J’ai retrouvé certaines personnes que j’apprécie sur d’autres sites ou réseaux. Il faut enrichir son agrégateur de fils RSS pour suivre leurs blogs ou sites. C’est une sorte de restructuration en cours.
Les amis ou la famille savent où me retrouver même si certains regrettaient de ne plus voir mes publications mises en avant. Du coup, ils se sont abonnés à la lettre de diffusion hebdomadaire. J’en profite pour glisser le formulaire si ça vous intéresse :
Pour mémoire, je conseille toujours de préférer le fil RSS …
Je m’étais déjà depuis longtemps retiré des groupes WhatsApps que je trouve vite infernaux.
15 jours après, c’est vrai que j’ai « perdu » le fil avec certaines personnes dont j’appréciais les créations. Après, on peut trouver d’autres canaux et se dire que dans la plupart des cas, la représentation de ces personnes restait très « virtuelle » et « fabriquée » de part et d’autre. J’y vois une sorte de « délocalisation » de l’affect et des émotions. Voir une pièce de théâtre à la télévision, ça peut-être sympa. Ce n’est pas aller au théâtre. On peut transposer sur nombre de sujets… Ces visages qui semblent s’adresser à vous personnellement, ne vous connaissent pas, ne chercheront pas à vous connaître… Après se pose la question de la visibilité des artistes. Il va falloir qu’ils comprennent l’intérêt de Mastodon. J’y vois déjà pas mal de plasticiens, peintres, photographes…

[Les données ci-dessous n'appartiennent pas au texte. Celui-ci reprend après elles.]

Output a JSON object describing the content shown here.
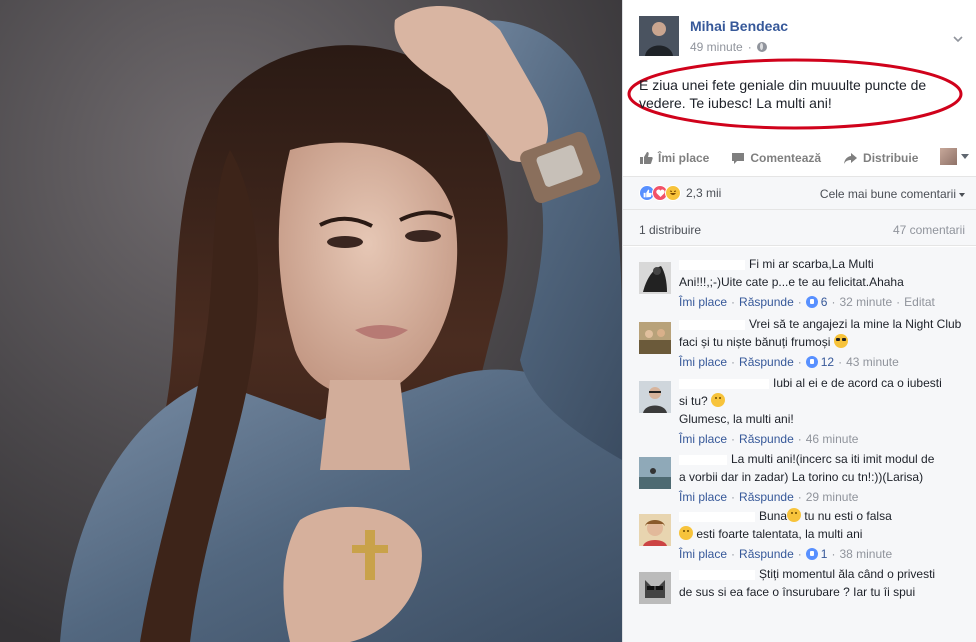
{
  "post": {
    "author": "Mihai Bendeac",
    "time": "49 minute",
    "text": "E ziua unei fete geniale din muuulte puncte de vedere. Te iubesc! La multi ani!"
  },
  "actions": {
    "like": "Îmi place",
    "comment": "Comentează",
    "share": "Distribuie"
  },
  "reactions": {
    "count": "2,3 mii",
    "sort_label": "Cele mai bune comentarii"
  },
  "stats": {
    "shares": "1 distribuire",
    "comments": "47 comentarii"
  },
  "comment_actions": {
    "like": "Îmi place",
    "reply": "Răspunde"
  },
  "comments": [
    {
      "line1": "Fi mi ar scarba,La Multi",
      "line2": "Ani!!!,;-)Uite cate p...e te au felicitat.Ahaha",
      "likes": "6",
      "time": "32 minute",
      "edited": "Editat"
    },
    {
      "line1": "Vrei să te angajezi la mine la Night Club",
      "line2": "faci și tu niște bănuți frumoși",
      "likes": "12",
      "time": "43 minute"
    },
    {
      "line1": "Iubi al ei e de acord ca o iubesti",
      "line2": "si tu?",
      "line3": "Glumesc, la multi ani!",
      "time": "46 minute"
    },
    {
      "line1": "La multi ani!(incerc sa iti imit modul de",
      "line2": "a vorbii dar in zadar) La torino cu tn!:))(Larisa)",
      "time": "29 minute"
    },
    {
      "line1": "Buna",
      "line1b": "tu nu esti o falsa",
      "line2": "esti foarte talentata, la multi ani",
      "likes": "1",
      "time": "38 minute"
    },
    {
      "line1": "Știți momentul ăla când o privesti",
      "line2": "de sus si ea face o însurubare ? Iar tu îi spui"
    }
  ],
  "colors": {
    "link": "#365899",
    "meta": "#90949c",
    "highlight_ring": "#d0021b",
    "like_blue": "#5890ff"
  }
}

Je n’ai pas d’outil statistique en propre, juste ceux anonymes de l’hébergeur, mais la fréquentation du site n’a pas chuté et même fait un bond quand les thèmes ont rencontré l’actualité. Après, ce site n’est pas destiné à faire du commerce et s’inscrit plutôt dans la durée, comme un espace singulier…
J’ai récupéré du temps personnel et comme je ne sais pas m’ennuyer, j’ai trouvé des choses plaisantes à faire.
Je suis plus présent sur les réseaux sociaux alternatifs
J’étais déjà présent sur ces réseaux depuis un moment. Je suis plus actif sur l’instance Piaille de Mastodon. Une cinquantaine de personnes se sont abonnées ces jours derniers. Elles semblent plus actives par exemple que les abonnés de Threads (pour moi ce n’est pas le nombre d’abonnés qui compte mais le nombre d’interactions « positives »).
J’ai déjà gagné en sentiment de sécurité, en temps libéré, en sérénité et interactions positives.
Pour être honnête j’ai :
- découvert sur Diaspora que j’étais suivi par deux personnes transphobes (être plus disponible, rend plus attentif). Je ne pouvais pas garder le lien avec.
- eu droit à un commentaire privé d’un anonyme disqualifiant et au final insultant
Par principe, ouverture d’esprit ou curiosité, je suis en général la personne qui s’abonne à mon compte, quitte à me désabonner si je tombais par exemple sur un compte faisant du prosélytisme, posant problème etc.
Penser son utilisation des réseaux sociaux
Il ne suffit pas de « déménager » pour que la vie change. Il faut penser à la façon d’« habiter les lieux ».
Il existe divers guides par exemple pour bien utiliser Mastodon.
J’ai toujours essayé de ne pas oublier de décrire les images (pas toujours facile comme exercice, on devrait l’enseigner!) et de la même façon à penser aux mots clés. Mais il faut aussi réfléchir à ce que l’on fait sur un réseau, vers qui on se tourne…
La bienveillance en actes
Au fond il y a quatre façons de « réagir » à un message :
- le lire sans réagir
- le mettre en favori ce qui n’a qu’une incidence pour soi
- le partager ce qui favorise sa visibilité
- commenter : et là aussi, il faut vraiment être attentif à le faire en s’interrogeant sur la plus-value qu’on souhaite apporter. « Corriger » ou « Faire la leçon » sont les pires réactions. Questionner, apporter un complément, développer une idée si on reste bien dans le fil initial doivent se faire avec attention, précaution.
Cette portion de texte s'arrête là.